Rishi Narang has written another article on cnbc.com defending charges of HFT front-running, this one a direct attack on me.  Titled “Exposing the falsehood of a prominent HFT critic’s arguments“, Narang attempts to refute my rebuttal of his original op-ed in which he claimed that statements in our latency arbitrage paper are “blatantly false”.  His latest column is full of misrepresentations, spurious accusations, and flawed arguments.  Casual readers of Narang’s column will have the impression that I made various admissions, accusations, and false statements, none of which I actually made.  This post is an effort to set the record straight.

First, I was very explicit in my rebuttal that I was not referring to any legal definition of front running (and never have—in fact our original paper does not even mention the term “front run”). I specifically disclaimed any qualifications to address legal matters, and noted repeatedly that legality was not the question at hand.  I cannot imagine how I could have been clearer on this point.  Nevertheless, Narang says:

In his rebuttal, Wellman admits there is no front-running, as legally defined.

I defy anyone to find such an admission in that rebuttal.

Next, Narang quotes me saying “it does not matter much what we call it”, in reference to the phrase “in effect jumping ahead of other orders”. He calls me to task for reckless speech, saying it

shows a gross lack of appreciation for dealing with the fallout of frivolous lawsuits, which are real and which are happening now, thanks to the likes of Michael Lewis and Michael Wellman

Accusing me of encouraging frivolous lawsuits on this basis is rather disingenuous. Of course it matters legally what we call things.  But the statement he quotes was in a context where I had just made absolutely clear that we were not talking about legal definitions.

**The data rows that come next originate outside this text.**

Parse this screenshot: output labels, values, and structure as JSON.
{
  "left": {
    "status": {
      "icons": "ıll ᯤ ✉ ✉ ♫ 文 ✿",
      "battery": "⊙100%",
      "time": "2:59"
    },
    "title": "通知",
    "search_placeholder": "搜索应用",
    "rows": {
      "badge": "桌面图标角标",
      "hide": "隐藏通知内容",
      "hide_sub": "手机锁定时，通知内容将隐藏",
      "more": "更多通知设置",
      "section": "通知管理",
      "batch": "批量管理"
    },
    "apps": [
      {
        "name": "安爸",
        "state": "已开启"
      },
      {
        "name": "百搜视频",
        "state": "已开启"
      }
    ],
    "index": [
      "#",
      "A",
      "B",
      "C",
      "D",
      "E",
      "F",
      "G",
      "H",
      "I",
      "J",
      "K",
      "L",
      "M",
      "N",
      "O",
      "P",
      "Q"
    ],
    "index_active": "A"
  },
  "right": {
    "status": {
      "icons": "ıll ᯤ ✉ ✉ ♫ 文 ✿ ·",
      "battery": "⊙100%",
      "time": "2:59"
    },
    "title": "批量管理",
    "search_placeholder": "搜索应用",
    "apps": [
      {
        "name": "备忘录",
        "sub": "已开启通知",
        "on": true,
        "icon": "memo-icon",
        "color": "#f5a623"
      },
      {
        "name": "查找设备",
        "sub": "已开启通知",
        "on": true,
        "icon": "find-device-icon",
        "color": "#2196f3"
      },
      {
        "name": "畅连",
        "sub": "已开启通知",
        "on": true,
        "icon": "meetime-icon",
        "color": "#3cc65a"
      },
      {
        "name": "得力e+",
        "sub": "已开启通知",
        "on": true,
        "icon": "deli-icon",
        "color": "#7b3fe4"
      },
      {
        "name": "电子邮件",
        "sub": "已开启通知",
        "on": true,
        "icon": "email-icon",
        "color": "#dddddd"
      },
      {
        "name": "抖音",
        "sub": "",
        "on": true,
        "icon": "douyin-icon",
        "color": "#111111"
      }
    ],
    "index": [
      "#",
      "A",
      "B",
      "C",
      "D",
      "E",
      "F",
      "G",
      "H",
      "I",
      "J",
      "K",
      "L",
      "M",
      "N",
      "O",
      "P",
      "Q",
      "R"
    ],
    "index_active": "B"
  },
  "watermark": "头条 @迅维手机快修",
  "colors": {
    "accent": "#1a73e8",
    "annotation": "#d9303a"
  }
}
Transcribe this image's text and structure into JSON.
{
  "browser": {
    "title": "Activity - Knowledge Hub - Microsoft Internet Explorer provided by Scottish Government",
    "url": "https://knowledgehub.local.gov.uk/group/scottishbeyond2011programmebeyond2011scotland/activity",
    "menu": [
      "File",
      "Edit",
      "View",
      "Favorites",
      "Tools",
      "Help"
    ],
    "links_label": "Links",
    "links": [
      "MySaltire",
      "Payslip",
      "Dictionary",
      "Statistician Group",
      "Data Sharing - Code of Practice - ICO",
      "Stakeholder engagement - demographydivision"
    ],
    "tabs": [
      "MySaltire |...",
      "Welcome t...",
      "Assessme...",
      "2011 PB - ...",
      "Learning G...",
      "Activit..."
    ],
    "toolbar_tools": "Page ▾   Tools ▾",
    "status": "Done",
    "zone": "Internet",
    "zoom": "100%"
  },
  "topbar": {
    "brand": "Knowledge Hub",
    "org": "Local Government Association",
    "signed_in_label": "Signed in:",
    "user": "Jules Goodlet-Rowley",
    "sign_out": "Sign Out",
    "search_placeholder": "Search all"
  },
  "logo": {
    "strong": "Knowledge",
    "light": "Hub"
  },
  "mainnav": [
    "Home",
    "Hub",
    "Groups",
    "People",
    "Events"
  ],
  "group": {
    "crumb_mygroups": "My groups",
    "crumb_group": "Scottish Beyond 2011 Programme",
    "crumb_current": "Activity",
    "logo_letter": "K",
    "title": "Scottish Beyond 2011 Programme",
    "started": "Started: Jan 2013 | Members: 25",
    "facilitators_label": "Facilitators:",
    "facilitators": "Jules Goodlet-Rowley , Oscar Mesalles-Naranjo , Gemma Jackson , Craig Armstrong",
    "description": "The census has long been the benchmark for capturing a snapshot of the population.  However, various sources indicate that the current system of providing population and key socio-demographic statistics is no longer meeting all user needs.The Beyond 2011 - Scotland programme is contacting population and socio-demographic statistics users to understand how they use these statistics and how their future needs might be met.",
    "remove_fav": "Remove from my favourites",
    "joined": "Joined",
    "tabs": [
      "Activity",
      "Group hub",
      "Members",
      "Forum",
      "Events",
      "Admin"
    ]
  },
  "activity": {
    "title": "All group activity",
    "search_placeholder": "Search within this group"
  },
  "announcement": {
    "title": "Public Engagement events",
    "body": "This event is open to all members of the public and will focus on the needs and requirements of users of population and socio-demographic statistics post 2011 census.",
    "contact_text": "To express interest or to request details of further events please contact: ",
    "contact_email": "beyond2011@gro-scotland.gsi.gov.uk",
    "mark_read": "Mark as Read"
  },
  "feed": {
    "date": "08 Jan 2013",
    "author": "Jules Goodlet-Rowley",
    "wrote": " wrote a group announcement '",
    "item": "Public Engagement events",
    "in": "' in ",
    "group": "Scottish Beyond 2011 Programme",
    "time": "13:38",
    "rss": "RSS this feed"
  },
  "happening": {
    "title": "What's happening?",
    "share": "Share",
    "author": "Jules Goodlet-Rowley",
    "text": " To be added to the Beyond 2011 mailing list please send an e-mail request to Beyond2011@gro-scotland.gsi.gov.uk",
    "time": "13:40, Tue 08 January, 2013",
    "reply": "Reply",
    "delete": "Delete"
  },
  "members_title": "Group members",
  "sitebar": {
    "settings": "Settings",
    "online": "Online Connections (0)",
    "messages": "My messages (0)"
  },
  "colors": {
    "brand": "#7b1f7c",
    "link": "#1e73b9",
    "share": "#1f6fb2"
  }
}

In my rebuttal I gave a simple example to explain how we had defined “latency arbitrage” in the paper. Narang devotes the rest of his column to arguing that this scenario is very unlikely, and that even if it does happen there is nothing wrong with that. The argument about likelihood (attributed in part to his brother the CEO of Tradeworx) is based on assumptions that the exchanges route orders based on direct feeds rather than SIP, that SIP latency is on the order of one millisecond, and that limit orders also tend to be submitted based on direct feeds rather than SIP. All of these assumptions may sometimes be true, but there is substantial public evidence that they often are not. Moreover, focusing on the likelihood of encountering a crossed market at any particular instant is quite misleading, as it is the aggregate of such events over time and markets that is relevant to the tactic’s profitability.

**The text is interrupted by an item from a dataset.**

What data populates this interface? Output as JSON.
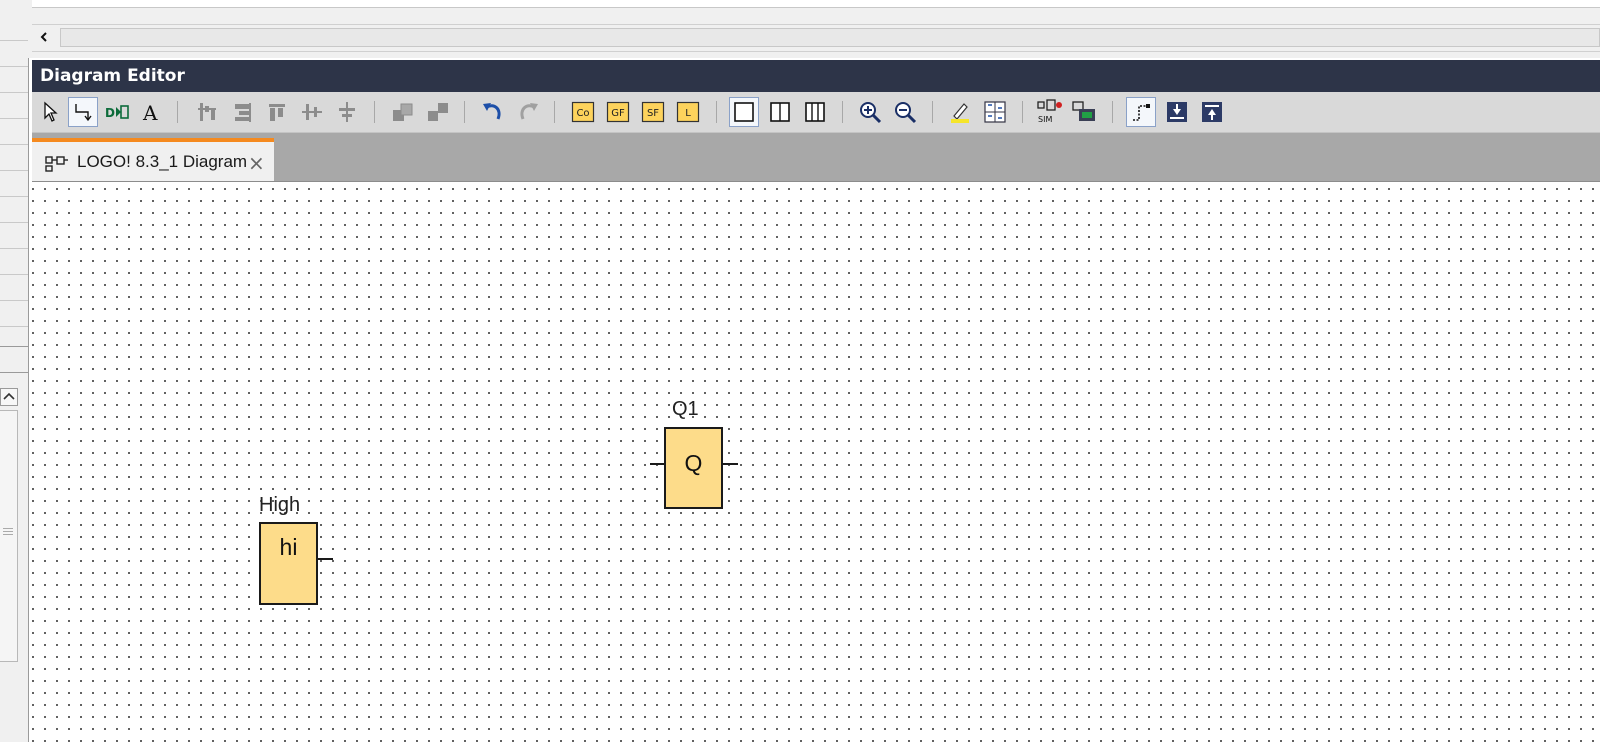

My point in specifying the latency arbitrage example was simply to explain how it is possible that a latency advantage allows an HFT to take a trade that a preceding order would have taken if they were aware of it.  The phrase “in effect jumping ahead of incoming orders” seems to me an accurate English description of this situation, and Narang does not give any reasons that it is not.  (Recall it was use of this phrase that triggered the original dispute.)

A constructive debate on the facts about specific HFT tactics and their implications for market performance could be quite informative to policy makers and the public. Conducting such a debate, however, requires accurate characterizations of the counterparty position.